Pour bénéficier de la retraite, vous devez cesser définitivement l’activité exercée lors de la demande de pension, qu’il s’agisse d’une activité salariée ou non salariée. Vous pouvez cependant reprendre une activité différente, notamment auprès d’un autre employeur. L’exercice de certaines activités, notamment artistiques, littéraires ou scientifiques demeure autorisé.
Concernant la retraite complémentaire, le service de la pension est subordonné à la cessation de toute activité salariée. Toutefois, le cumul est autorisé avec une activité procurant un salaire qui, ajouté à la retraite complémentaire, n’excède pas le dernier salaire perçu.
Si vous êtes artisan ou commerçant, le cumul entre retraite de base et revenus d’activité est limité depuis 1984. Vous devez cesser définitivement l’activité exercée lors de la demande de pension. Le cumul avec les mêmes activités que pour les salariés, notamment artistiques, littéraires et scientifiques, est autorisé.
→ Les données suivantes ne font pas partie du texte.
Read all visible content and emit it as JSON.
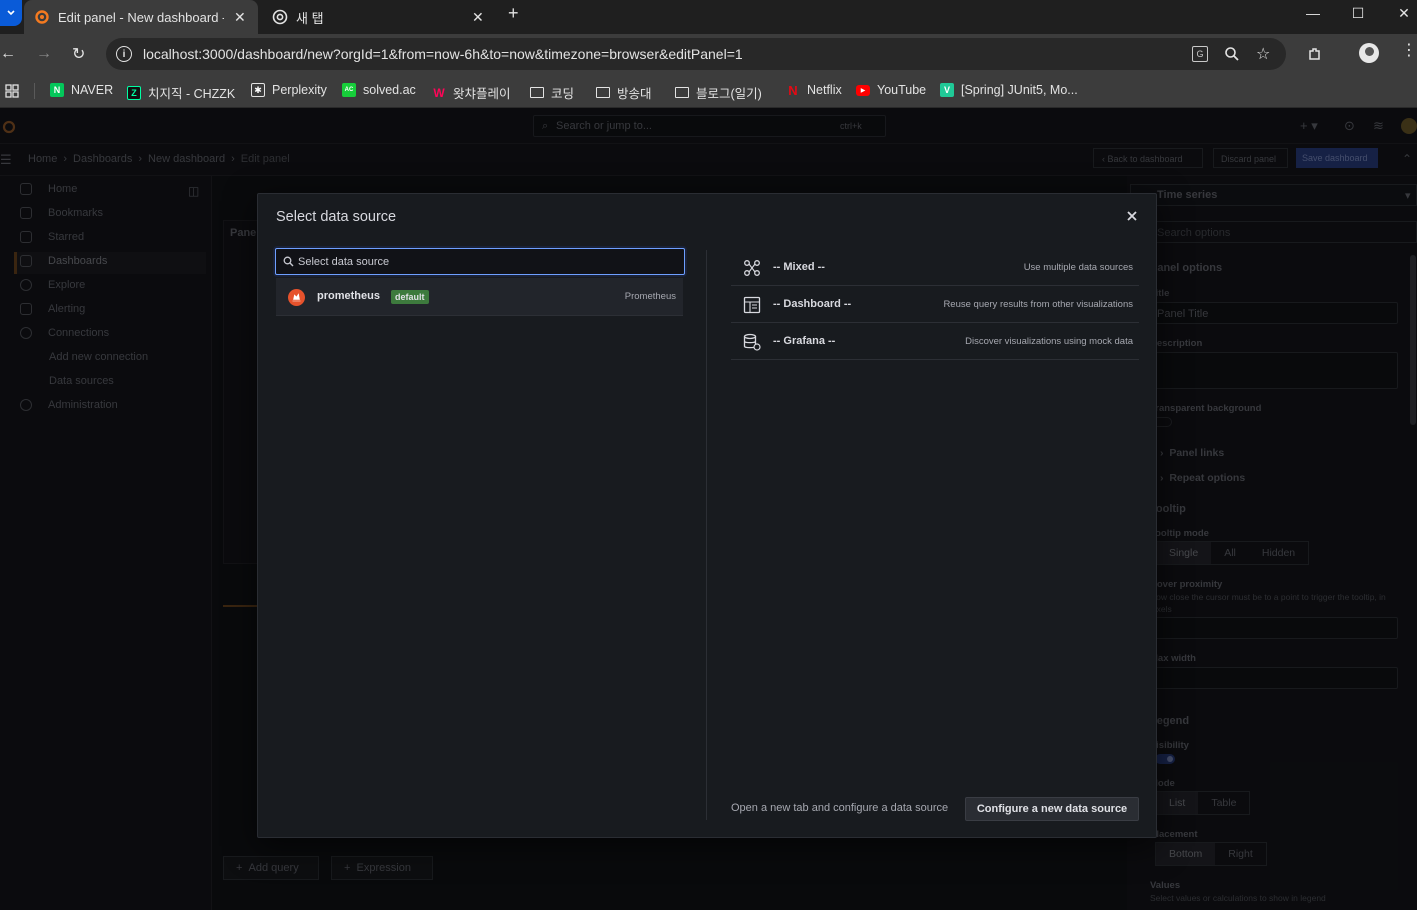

En outre, si vous complétez votre activité non salariée à une activité salariée à temps partiel, vous pouvez bénéficier de votre retraite de salarié et poursuivre votre activité non salariée.
> Quels sont les droits des conjoints des commerçants et industriels ?
Au titre du régime de base aligné sur le régime général des salariés, c’est-à-dire pour la carrière accomplie depuis 1973, les droits des conjoints de commerçants sont les mêmes que ceux des salariés (pension de reversion) au taux de 54 %, majoration de la pension de l’assuré au titre de son conjoint à charge).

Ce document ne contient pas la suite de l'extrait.